I Can Tell A Story!; What Do I Do With This?
Jamie Platt
Jamie has been running sound for dances and concerts, mostly in the Washington, DC area, for many years. He is a regular at Glen Echo Park and specializes in all types of traditional music. He has also been running sound for a number of dance weekends and other events from Gulfport, FL to Ann Arbor, MI. This will be his 8th adventure at CCDS. Jamie’s approach has been to make each instrument and voice sound as close to natural as possible, work hard to make the musicians happy, and let them carry the show.
Sound Manager
Wendy Graham Settle
Self-described “dance maniac,” Wendy Graham Settle (Durango, CO) is thrilled to be back on staff at Christmas Country Dance School, where her passion for music, song and dance caught fire in 1991. Wendy leads English, American, and partner dances in the southwest, throughout the USA, and abroad—as far away as Alaska, England and Denmark. She proudly served on the Country Dance and Song Society (CDSS) board and is a Lifetime Contribution Award committee member. Find out more on Wendy’s personal website.
Challenging Contras; Writing Dances; Calling American Contras and Squares
Gillian Stewart
Gillian has been teaching and performing folk dance on both sides of the Atlantic since 2004. Hailing from the vigorous folk scene surrounding Boston, MA, she also indulges in sword dance, morris, pub singing, percussive stepdance, and social dancing of many stripes. Her teaching has been described as “engaging, high energy, and accessible”. She currently leads Orion Longsword and dances with Candyrapper VSOP and Muddy River Morris. In her copious free time she enjoys social singing, cooking for dance events, and recreational data analysis.
Morris Dancing
Jim Napier Stites
Jim is Pat’s grand son, Dave’s nephew, and is the elder son of Pamela “Not Pam” Napier. He is a music teacher who has enjoyed dancing and calling Appalachian figures for…well…some time, now.
Kentucky Set Running
Patty Tarter
Patty is a long-time Christmas Country Dance School participant and enthusiast. A member of the singing Ritchie family, Patty most enjoys encouraging folks, young and old, to sing together and share their many talents.

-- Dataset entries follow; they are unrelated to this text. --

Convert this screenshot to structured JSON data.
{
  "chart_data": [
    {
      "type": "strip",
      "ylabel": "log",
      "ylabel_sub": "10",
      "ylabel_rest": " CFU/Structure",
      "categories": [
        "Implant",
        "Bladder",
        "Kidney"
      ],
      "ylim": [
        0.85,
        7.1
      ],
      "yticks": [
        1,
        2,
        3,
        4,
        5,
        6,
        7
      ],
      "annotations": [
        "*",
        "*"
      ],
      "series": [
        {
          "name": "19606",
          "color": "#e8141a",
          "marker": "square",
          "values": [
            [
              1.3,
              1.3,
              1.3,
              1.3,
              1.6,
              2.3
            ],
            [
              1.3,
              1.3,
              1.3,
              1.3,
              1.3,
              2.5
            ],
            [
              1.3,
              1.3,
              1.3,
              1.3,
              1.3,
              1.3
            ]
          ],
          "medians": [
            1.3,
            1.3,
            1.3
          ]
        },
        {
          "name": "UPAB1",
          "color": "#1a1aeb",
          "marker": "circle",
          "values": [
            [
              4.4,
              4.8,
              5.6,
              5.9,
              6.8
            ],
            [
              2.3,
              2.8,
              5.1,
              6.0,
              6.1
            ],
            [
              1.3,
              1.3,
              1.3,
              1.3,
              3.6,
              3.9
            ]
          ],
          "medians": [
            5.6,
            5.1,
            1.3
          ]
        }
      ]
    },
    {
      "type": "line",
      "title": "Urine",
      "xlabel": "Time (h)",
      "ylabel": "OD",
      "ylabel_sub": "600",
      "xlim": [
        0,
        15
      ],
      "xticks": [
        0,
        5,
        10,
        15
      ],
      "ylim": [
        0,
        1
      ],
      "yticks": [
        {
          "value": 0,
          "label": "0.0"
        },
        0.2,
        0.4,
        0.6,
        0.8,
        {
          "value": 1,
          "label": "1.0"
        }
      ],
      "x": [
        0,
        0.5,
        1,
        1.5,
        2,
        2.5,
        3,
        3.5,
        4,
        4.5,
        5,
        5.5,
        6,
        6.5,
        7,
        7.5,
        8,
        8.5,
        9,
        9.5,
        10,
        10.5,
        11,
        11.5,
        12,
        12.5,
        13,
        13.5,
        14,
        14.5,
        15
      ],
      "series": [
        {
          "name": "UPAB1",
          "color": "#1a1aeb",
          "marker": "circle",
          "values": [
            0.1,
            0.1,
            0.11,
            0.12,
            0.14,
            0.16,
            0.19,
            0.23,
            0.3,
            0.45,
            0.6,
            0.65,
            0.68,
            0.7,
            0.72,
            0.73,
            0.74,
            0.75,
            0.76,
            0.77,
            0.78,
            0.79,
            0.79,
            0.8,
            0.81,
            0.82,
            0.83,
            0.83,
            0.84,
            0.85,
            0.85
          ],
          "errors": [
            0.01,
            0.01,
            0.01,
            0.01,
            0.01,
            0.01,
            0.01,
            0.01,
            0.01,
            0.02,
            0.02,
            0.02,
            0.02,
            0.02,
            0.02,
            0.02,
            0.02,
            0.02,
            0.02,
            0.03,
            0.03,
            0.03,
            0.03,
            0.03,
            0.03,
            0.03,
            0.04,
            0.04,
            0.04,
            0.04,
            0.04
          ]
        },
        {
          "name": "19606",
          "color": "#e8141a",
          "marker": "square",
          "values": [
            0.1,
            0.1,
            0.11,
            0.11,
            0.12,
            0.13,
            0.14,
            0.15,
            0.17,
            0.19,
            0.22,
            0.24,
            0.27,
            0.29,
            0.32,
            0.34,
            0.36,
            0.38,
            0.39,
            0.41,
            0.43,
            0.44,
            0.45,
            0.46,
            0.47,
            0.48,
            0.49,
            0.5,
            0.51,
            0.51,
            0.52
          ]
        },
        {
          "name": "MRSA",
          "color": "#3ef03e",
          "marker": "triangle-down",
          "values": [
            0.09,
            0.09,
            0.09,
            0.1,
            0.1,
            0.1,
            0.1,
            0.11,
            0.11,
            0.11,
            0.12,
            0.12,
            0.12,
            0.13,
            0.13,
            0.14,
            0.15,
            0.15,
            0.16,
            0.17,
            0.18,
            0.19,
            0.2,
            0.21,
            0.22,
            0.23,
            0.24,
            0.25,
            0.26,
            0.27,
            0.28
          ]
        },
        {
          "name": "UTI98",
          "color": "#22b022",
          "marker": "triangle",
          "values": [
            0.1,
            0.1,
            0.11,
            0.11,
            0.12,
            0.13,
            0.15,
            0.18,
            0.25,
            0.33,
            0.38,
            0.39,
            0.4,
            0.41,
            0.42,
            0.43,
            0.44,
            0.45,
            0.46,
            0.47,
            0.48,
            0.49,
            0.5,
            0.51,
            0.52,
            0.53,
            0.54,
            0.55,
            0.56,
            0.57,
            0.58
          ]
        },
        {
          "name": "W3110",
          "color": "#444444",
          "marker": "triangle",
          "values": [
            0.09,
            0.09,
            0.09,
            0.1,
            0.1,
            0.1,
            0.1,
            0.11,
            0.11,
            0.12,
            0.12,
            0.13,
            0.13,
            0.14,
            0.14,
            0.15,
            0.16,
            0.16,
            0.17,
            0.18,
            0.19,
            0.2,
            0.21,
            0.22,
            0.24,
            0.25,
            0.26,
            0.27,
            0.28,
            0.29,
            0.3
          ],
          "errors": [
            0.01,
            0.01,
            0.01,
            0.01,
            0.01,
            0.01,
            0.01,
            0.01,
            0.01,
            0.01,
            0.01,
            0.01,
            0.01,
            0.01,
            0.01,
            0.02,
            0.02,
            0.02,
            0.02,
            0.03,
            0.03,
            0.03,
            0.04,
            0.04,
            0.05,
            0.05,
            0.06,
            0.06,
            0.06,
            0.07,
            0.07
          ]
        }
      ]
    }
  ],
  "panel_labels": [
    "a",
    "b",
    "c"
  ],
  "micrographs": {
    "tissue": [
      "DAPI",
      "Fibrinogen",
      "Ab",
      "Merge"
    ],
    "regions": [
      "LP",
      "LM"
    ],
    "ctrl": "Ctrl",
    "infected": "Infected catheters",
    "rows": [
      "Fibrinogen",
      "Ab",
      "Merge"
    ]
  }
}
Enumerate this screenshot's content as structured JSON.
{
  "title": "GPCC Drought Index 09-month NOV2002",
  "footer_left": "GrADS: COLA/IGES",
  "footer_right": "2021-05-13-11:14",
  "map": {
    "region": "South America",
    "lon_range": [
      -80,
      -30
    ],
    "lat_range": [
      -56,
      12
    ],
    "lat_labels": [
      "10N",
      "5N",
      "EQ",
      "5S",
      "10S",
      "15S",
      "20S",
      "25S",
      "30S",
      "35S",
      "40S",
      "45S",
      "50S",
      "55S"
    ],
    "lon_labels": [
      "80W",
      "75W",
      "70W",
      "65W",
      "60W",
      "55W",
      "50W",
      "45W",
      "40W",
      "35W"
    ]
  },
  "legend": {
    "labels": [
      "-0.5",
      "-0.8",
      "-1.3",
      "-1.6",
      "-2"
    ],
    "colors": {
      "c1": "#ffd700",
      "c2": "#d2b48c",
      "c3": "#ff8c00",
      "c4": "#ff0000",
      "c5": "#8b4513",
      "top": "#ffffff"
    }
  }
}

Will coordinate Morningsong and Stories, and Evening Parlor
Al White
Al teaches Appalachian music for string instruments at Berea College and is best known for his mandolin, fiddle, guitar, and banjo playing, teaching any and all of these when asked. He is the leader of the Berea College Bluegrass Ensemble, an energetic student group. Al plays fiddle in the Berea Cast-Offs dance band and has been an artist-in-residence for the Kentucky Arts Council in storytelling, folk music and dance. He also has been a staff member at Pinewoods, Buffalo Gap, Kentucky Summer Dance School, and other dance weeks.
Alice White
Alice, third generation participant and CCDS staff member, plays bass and sings with her husband, Al. She’s performed across the US and abroad, from the Grand Old Opry to the Kennedy Center, to a school gym north of the Arctic Circle in Alaska, to another in Hobart, Tasmania. Locally, she and Al can be heard accompanying the Berea Festival Dancers, playing for contras with the Berea Cast-offs, or doing concerts with her sister, Ruth McLain Smith.

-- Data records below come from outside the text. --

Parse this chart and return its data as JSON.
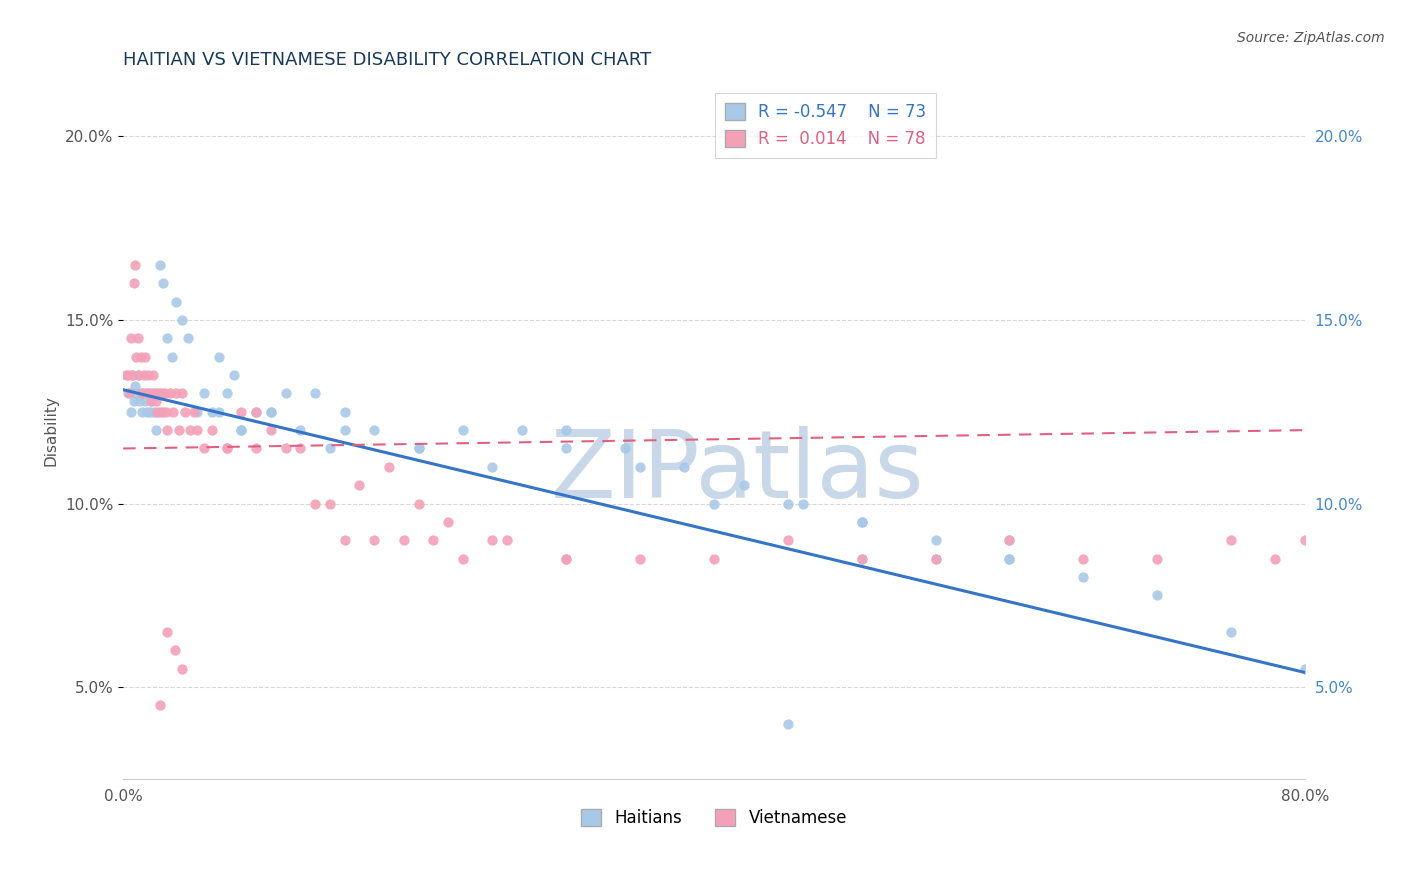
{
  "title": "HAITIAN VS VIETNAMESE DISABILITY CORRELATION CHART",
  "source": "Source: ZipAtlas.com",
  "ylabel": "Disability",
  "xlim": [
    0.0,
    0.8
  ],
  "ylim": [
    0.025,
    0.215
  ],
  "xtick_positions": [
    0.0,
    0.1,
    0.2,
    0.3,
    0.4,
    0.5,
    0.6,
    0.7,
    0.8
  ],
  "xticklabels": [
    "0.0%",
    "",
    "",
    "",
    "",
    "",
    "",
    "",
    "80.0%"
  ],
  "ytick_positions": [
    0.05,
    0.1,
    0.15,
    0.2
  ],
  "yticklabels": [
    "5.0%",
    "10.0%",
    "15.0%",
    "20.0%"
  ],
  "R_haitian": -0.547,
  "N_haitian": 73,
  "R_vietnamese": 0.014,
  "N_vietnamese": 78,
  "haitian_color": "#a8c8e8",
  "vietnamese_color": "#f4a0b8",
  "haitian_line_color": "#3575c8",
  "vietnamese_line_color": "#e06080",
  "watermark": "ZIPatlas",
  "watermark_color": "#c8d8e8",
  "title_color": "#1a3a5c",
  "grid_color": "#d8d8d8",
  "haitian_x": [
    0.003,
    0.005,
    0.006,
    0.007,
    0.008,
    0.009,
    0.01,
    0.011,
    0.012,
    0.013,
    0.014,
    0.015,
    0.016,
    0.017,
    0.018,
    0.019,
    0.02,
    0.021,
    0.022,
    0.023,
    0.025,
    0.027,
    0.03,
    0.033,
    0.036,
    0.04,
    0.044,
    0.05,
    0.055,
    0.06,
    0.065,
    0.07,
    0.075,
    0.08,
    0.09,
    0.1,
    0.11,
    0.12,
    0.13,
    0.14,
    0.15,
    0.17,
    0.2,
    0.23,
    0.27,
    0.3,
    0.34,
    0.38,
    0.42,
    0.46,
    0.5,
    0.55,
    0.6,
    0.065,
    0.08,
    0.1,
    0.15,
    0.2,
    0.25,
    0.3,
    0.35,
    0.4,
    0.45,
    0.5,
    0.55,
    0.6,
    0.65,
    0.7,
    0.75,
    0.8,
    0.6,
    0.5,
    0.45
  ],
  "haitian_y": [
    0.13,
    0.125,
    0.135,
    0.128,
    0.132,
    0.13,
    0.135,
    0.128,
    0.13,
    0.125,
    0.13,
    0.128,
    0.125,
    0.13,
    0.125,
    0.128,
    0.13,
    0.125,
    0.12,
    0.13,
    0.165,
    0.16,
    0.145,
    0.14,
    0.155,
    0.15,
    0.145,
    0.125,
    0.13,
    0.125,
    0.14,
    0.13,
    0.135,
    0.12,
    0.125,
    0.125,
    0.13,
    0.12,
    0.13,
    0.115,
    0.125,
    0.12,
    0.115,
    0.12,
    0.12,
    0.12,
    0.115,
    0.11,
    0.105,
    0.1,
    0.095,
    0.085,
    0.085,
    0.125,
    0.12,
    0.125,
    0.12,
    0.115,
    0.11,
    0.115,
    0.11,
    0.1,
    0.1,
    0.095,
    0.09,
    0.09,
    0.08,
    0.075,
    0.065,
    0.055,
    0.085,
    0.085,
    0.04
  ],
  "vietnamese_x": [
    0.002,
    0.003,
    0.004,
    0.005,
    0.006,
    0.007,
    0.008,
    0.009,
    0.01,
    0.011,
    0.012,
    0.013,
    0.014,
    0.015,
    0.016,
    0.017,
    0.018,
    0.019,
    0.02,
    0.021,
    0.022,
    0.023,
    0.024,
    0.025,
    0.026,
    0.027,
    0.028,
    0.029,
    0.03,
    0.032,
    0.034,
    0.036,
    0.038,
    0.04,
    0.042,
    0.045,
    0.048,
    0.05,
    0.055,
    0.06,
    0.07,
    0.08,
    0.09,
    0.1,
    0.12,
    0.14,
    0.16,
    0.18,
    0.2,
    0.22,
    0.25,
    0.3,
    0.07,
    0.09,
    0.11,
    0.13,
    0.15,
    0.17,
    0.19,
    0.21,
    0.23,
    0.26,
    0.3,
    0.35,
    0.4,
    0.45,
    0.5,
    0.55,
    0.6,
    0.65,
    0.7,
    0.75,
    0.78,
    0.8,
    0.025,
    0.03,
    0.035,
    0.04
  ],
  "vietnamese_y": [
    0.135,
    0.135,
    0.13,
    0.145,
    0.135,
    0.16,
    0.165,
    0.14,
    0.145,
    0.135,
    0.14,
    0.13,
    0.135,
    0.14,
    0.13,
    0.135,
    0.13,
    0.128,
    0.135,
    0.13,
    0.128,
    0.125,
    0.13,
    0.125,
    0.13,
    0.125,
    0.13,
    0.125,
    0.12,
    0.13,
    0.125,
    0.13,
    0.12,
    0.13,
    0.125,
    0.12,
    0.125,
    0.12,
    0.115,
    0.12,
    0.115,
    0.125,
    0.115,
    0.12,
    0.115,
    0.1,
    0.105,
    0.11,
    0.1,
    0.095,
    0.09,
    0.085,
    0.115,
    0.125,
    0.115,
    0.1,
    0.09,
    0.09,
    0.09,
    0.09,
    0.085,
    0.09,
    0.085,
    0.085,
    0.085,
    0.09,
    0.085,
    0.085,
    0.09,
    0.085,
    0.085,
    0.09,
    0.085,
    0.09,
    0.045,
    0.065,
    0.06,
    0.055
  ]
}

Will coordinate evening staff music
Nathan Wilson
Nathan is a veteran of over 30 years in country dance music. He plays the fiddle, mandolin, tenor banjo, double bass, electric bass guitar, and piano. Currently, Nathan plays with The Morrison Brothers Band, Elise Melrood, Footbridge, Intellectual Property, Websters Edition-Jazz, Paw Paw Pickers, and the Lexington Community Orchestra. His greatest thrill, however, is making music with his daughters Adéla and Anna in their band, Dreamdance. Nathan brings his love for music to others through teaching and mentoring orchestra students in the Kentucky public schools, and as music director at his church in Lexington. He is also, without a doubt, one of the world’s most under-appreciated random storytellers.